Die Französin Caroline Garcia beschimpft in Charleston ihre rumänische Gegnerin mit derben Worten, In deren Heimatland reagieren Fans und ein Ex-Minister erbost.

Caroline Garcia hat beim Tennisturnier in Charleston für einen Rassismus-Eklat gesorgt.

Beim Stand von 5:5 im dritten Satz gegen die Rumänin Irina Begu verschlug die Französin einen wichtigen Ball und klagte gegenüber ihrem Trainer: "Ich verliere gegen diese verdammte Zigeunerin."

Die Beleidigung wurde sowohl von einigen Zuschauern gehört als auch von einer Hintergrundkamera der WTA aufgenommen.

Zahlreiche rumänische Fans posteten auf den sozialen Netzwerken anschließend Fotos, auf denen die französische Flagge durchgestrichen ist. Auch Ex-Außenminister Mircea Geoana meldete sich zu Wort und forderte: "Das Außenministerium und die rumänische Botschaft in Paris müssen im Fall Irina Begu intervenieren."

Garcia, die die Partie im Tiebreak verlor, hat sich noch nicht zu den Vorwürfen geäußert.

Zuvor hatte Novak Djokovic mit einem sexistischen Ausspruch für Ärger gesorgt. Der Serbe hatte nach dem Finalsieg gegen Milos Raonic in Indian Wells erklärt, dass er den Hut vor dem Kampf der Spielerinnen-Vereinigung WTA für gleiches Preisgeld bei Frauen und Männern ziehe.

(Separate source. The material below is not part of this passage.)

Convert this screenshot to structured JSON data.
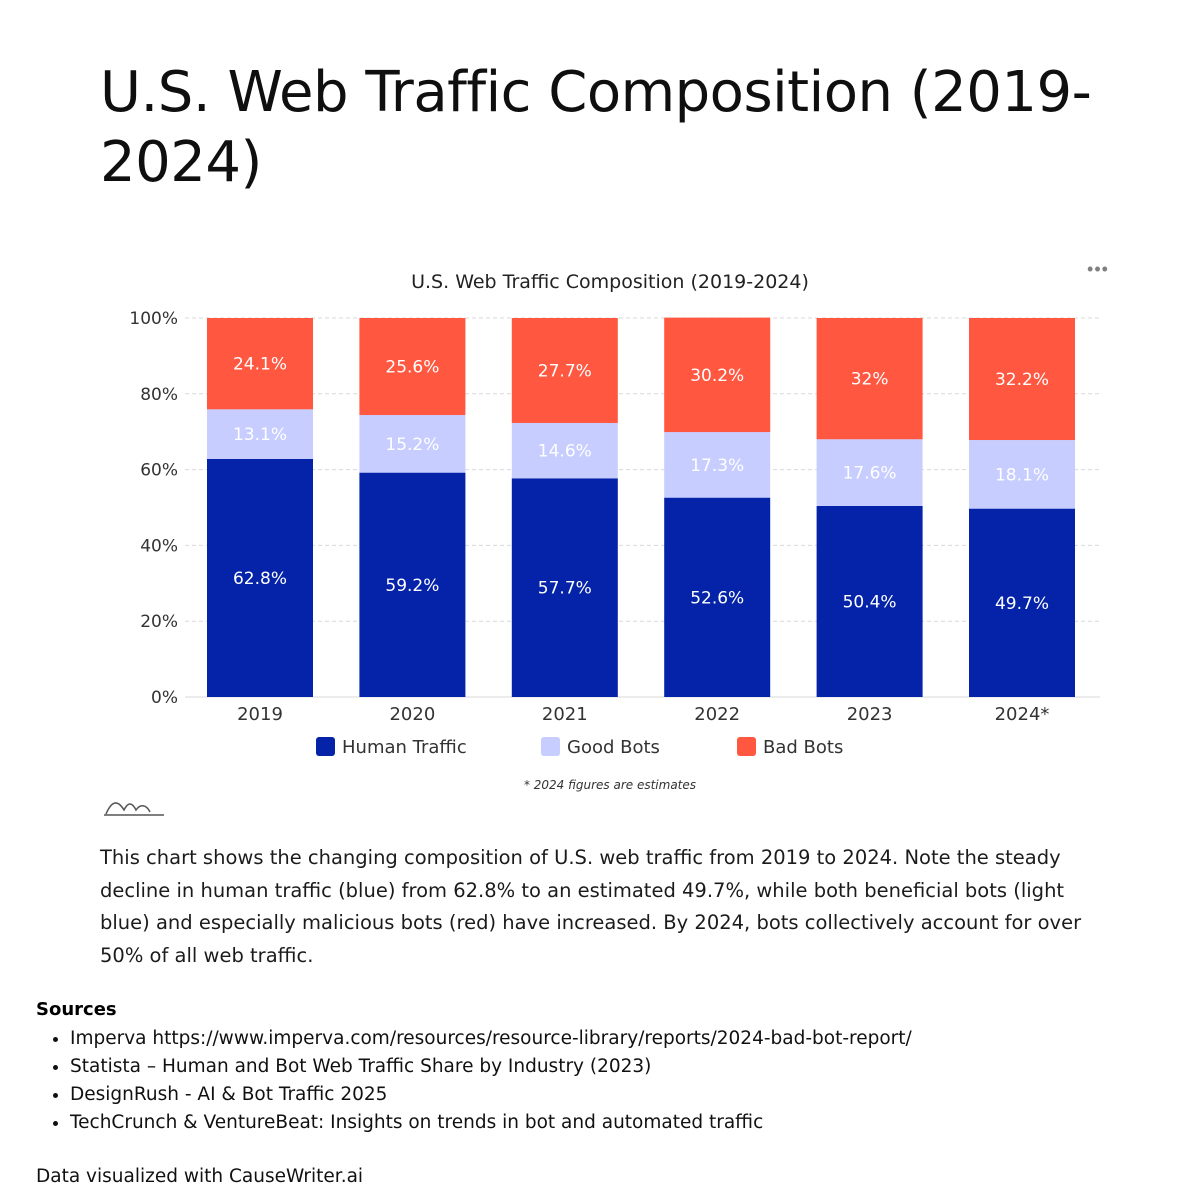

"Aber die Statistiken zeigen, dass Männertennis viel mehr Zuschauer hat. Das ist einer der Gründe, warum wir vielleicht mehr bekommen sollten", sagte Djokovic. Außerdem, ließ Experte Djokovic noch wissen, müssten Frauen eine Menge durchmachen, "was uns erspart bleibt. Hormone und so".

Djokovic hat sich mittlerweile für die Aussage entschuldigt.